In my earlier post I talked about financial independence.
Here, let me elaborate on the steps one can take to be on the path to financial independence. While complete financial independence may not be achievable for everyone, with right approach one can at least try to achieve partial financial Independence.
Here are the some steps that one can ensure to be on the path to (partial/ complete) financial independence. You may notice that if you follow some basic principles while handing personal finances, you can be well on course.
Have a regular source of income
This can be via your job or business and maybe have a additional source of income. This additional source or income can typically be via some part time work like teaching, freelancing (e.g. if you are good at design, you can provide those services). Passive income (e.g. rent or some kind of royalty) may also be a good source of earnings.
One cannot be financially independent without a a decent basic amount of money to begin with.
Have financial goals in mind
Identify your major financial goals. Arrive at a number that you’ll comfortable with when you think of financial independence of partial financial independence. Think of what kind of money you’ll need to save every month to reach there. Understand how investments work and align your savings and investments to be on road towards your financial goals. Different people can have different goals depending upon lifestyle, location and aspirations. For some Rs. 50 Lac ( Approx $ 70K) may be enough to achieve partial financial independence, while for some even Rs, 7 Crore ($1M) may not be enough.
Spend less than you earn
This is one of the basic principles of personal finance. More the difference between your earning and expenses, more the savings. Avoid debt altogether (except for your primary residence, if needed). Credit card debt or personal loan should be a strict no go zone.
Have control over lifestyle expenses
Don’t always try to keep up with your peer group and avoid falling prey to lifestyle inflation. If may be good to buy a new car or fashionable clothes or new phones or accessories if you need them. But if you are buying stuff at drop of your hat, then you may not realize when the saving shrink & you are struggling to keep up with your desired savings rate.

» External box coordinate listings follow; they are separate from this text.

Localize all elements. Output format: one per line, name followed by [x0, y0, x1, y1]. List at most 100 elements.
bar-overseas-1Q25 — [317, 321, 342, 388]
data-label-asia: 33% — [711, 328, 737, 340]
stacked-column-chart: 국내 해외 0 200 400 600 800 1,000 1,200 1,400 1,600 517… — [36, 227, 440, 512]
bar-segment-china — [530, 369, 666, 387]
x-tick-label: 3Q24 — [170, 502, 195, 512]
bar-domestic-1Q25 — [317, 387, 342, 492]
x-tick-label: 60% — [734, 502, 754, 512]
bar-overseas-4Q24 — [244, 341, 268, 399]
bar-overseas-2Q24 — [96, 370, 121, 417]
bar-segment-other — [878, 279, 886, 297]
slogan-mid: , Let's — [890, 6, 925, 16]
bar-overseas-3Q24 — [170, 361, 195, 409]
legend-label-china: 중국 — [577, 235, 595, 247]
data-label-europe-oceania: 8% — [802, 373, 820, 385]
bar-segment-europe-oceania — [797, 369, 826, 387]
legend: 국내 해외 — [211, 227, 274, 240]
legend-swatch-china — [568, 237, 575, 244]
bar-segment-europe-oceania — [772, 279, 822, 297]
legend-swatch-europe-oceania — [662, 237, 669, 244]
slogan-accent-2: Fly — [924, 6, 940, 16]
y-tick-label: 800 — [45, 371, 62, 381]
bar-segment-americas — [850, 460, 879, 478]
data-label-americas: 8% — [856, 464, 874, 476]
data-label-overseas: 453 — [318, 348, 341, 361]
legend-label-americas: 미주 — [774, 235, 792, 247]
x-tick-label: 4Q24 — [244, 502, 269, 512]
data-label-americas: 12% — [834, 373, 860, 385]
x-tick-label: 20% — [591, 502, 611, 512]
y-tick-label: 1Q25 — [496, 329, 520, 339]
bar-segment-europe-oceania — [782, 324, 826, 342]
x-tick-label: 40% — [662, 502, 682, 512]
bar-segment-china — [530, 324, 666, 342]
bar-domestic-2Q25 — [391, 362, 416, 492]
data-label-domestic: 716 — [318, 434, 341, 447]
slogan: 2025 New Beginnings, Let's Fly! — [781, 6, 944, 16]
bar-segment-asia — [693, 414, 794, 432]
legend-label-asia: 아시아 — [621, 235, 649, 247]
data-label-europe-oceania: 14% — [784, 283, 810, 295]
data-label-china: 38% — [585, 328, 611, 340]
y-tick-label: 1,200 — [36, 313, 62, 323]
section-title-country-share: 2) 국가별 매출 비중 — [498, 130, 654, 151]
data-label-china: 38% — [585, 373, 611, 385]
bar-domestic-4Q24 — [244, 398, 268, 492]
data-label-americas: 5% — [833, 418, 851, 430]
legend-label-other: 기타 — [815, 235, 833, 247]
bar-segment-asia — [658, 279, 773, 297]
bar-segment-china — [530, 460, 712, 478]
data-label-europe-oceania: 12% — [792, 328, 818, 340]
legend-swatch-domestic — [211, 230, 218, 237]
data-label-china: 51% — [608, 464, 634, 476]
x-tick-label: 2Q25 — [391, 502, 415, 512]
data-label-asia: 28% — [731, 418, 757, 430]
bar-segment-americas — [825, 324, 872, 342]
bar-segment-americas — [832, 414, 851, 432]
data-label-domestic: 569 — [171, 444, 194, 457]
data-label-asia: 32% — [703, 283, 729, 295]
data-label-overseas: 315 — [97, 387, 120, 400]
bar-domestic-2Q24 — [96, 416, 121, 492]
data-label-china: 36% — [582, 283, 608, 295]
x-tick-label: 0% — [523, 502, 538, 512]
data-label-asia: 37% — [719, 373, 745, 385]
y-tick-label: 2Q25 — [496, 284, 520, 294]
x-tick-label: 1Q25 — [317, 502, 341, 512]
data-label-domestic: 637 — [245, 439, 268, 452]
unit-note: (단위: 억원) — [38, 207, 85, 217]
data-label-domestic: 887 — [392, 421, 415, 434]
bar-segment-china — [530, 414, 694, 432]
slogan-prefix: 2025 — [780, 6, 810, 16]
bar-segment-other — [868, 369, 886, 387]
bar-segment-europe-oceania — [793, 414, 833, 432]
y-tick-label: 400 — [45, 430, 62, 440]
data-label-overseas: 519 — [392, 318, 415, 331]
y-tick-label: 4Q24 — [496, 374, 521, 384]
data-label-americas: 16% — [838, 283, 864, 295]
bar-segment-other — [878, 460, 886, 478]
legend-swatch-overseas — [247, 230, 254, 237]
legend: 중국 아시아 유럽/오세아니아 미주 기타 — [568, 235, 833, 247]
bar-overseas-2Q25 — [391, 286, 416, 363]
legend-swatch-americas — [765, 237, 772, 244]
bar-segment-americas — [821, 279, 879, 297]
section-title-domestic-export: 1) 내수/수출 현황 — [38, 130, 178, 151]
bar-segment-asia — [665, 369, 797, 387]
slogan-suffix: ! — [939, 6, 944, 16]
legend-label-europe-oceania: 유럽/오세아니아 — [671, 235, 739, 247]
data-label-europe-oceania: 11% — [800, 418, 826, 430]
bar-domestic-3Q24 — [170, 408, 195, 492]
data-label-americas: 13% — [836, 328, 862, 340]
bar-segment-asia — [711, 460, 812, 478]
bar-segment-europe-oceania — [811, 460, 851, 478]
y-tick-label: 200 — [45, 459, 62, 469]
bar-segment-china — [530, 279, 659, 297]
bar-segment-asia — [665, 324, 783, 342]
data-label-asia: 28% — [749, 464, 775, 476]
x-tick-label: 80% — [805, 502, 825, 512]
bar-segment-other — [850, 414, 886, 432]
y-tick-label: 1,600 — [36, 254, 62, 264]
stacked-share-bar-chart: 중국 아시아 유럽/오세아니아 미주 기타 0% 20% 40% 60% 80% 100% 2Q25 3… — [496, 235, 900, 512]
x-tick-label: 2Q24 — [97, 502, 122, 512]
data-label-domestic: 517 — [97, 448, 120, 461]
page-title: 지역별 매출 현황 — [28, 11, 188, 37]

Lifestyle inflation can seriously derail your financial plans.
Typically it should be in a mix of debt and equity. Historically, equities in India have given higher returns than most asset classes and with a growing economy, should be able to give good returns. However, debt should be a part of portfolio as it might help you in capital protection.
Debt – In India, you can invest in PPF (upto maximum limit of Rs. 150,000 – irrespective of whether you are getting other benefits under Income Tax Section 80C) or VPF (Voluntary provident fund, which is in addition to what your employer deducts). PPF & VPF typically have better returns than Fixed Deposits (FD) and returns may be similar to or marginally higher than debt funds. However, they give tax benefits even on withdrawal and overall returns can be good (8 percent +, if you opt for both and rate of interest rate hover around current rates)
Equity – If you have understanding of equities, then you can invest in stocks of good companies or potential high growth companies. However, if you don’t understand much about equities, you can invest in mutual funds, ideally via SIP (Systematic Investment Plan) route. Depending upon the amount you want to invest you can invest via 2-3 mutual funds and across small cap, mid cap and large caps. (some multi cap funds might offer a mix of these stocks, which you can explore)
In addition you may also think of other asset classes – real estate being a popular one. Gold/ silver are also popular asset classes. You may want to evaluate them. May be good for diversification, but may not be the best asset class to invest in.
Cover all the bases & get insured
Be adequately insured, be it life insurance (via term plan) and a health insurance. You may also want to evaluate other insurance like personal accident or critical illness cover.
With right approach, one can achieve (complete or partial) financial independence. If won’ t happen overnight (unless you suddenly get a windfall gain!) and one needs to be diligent and stay on course for several years.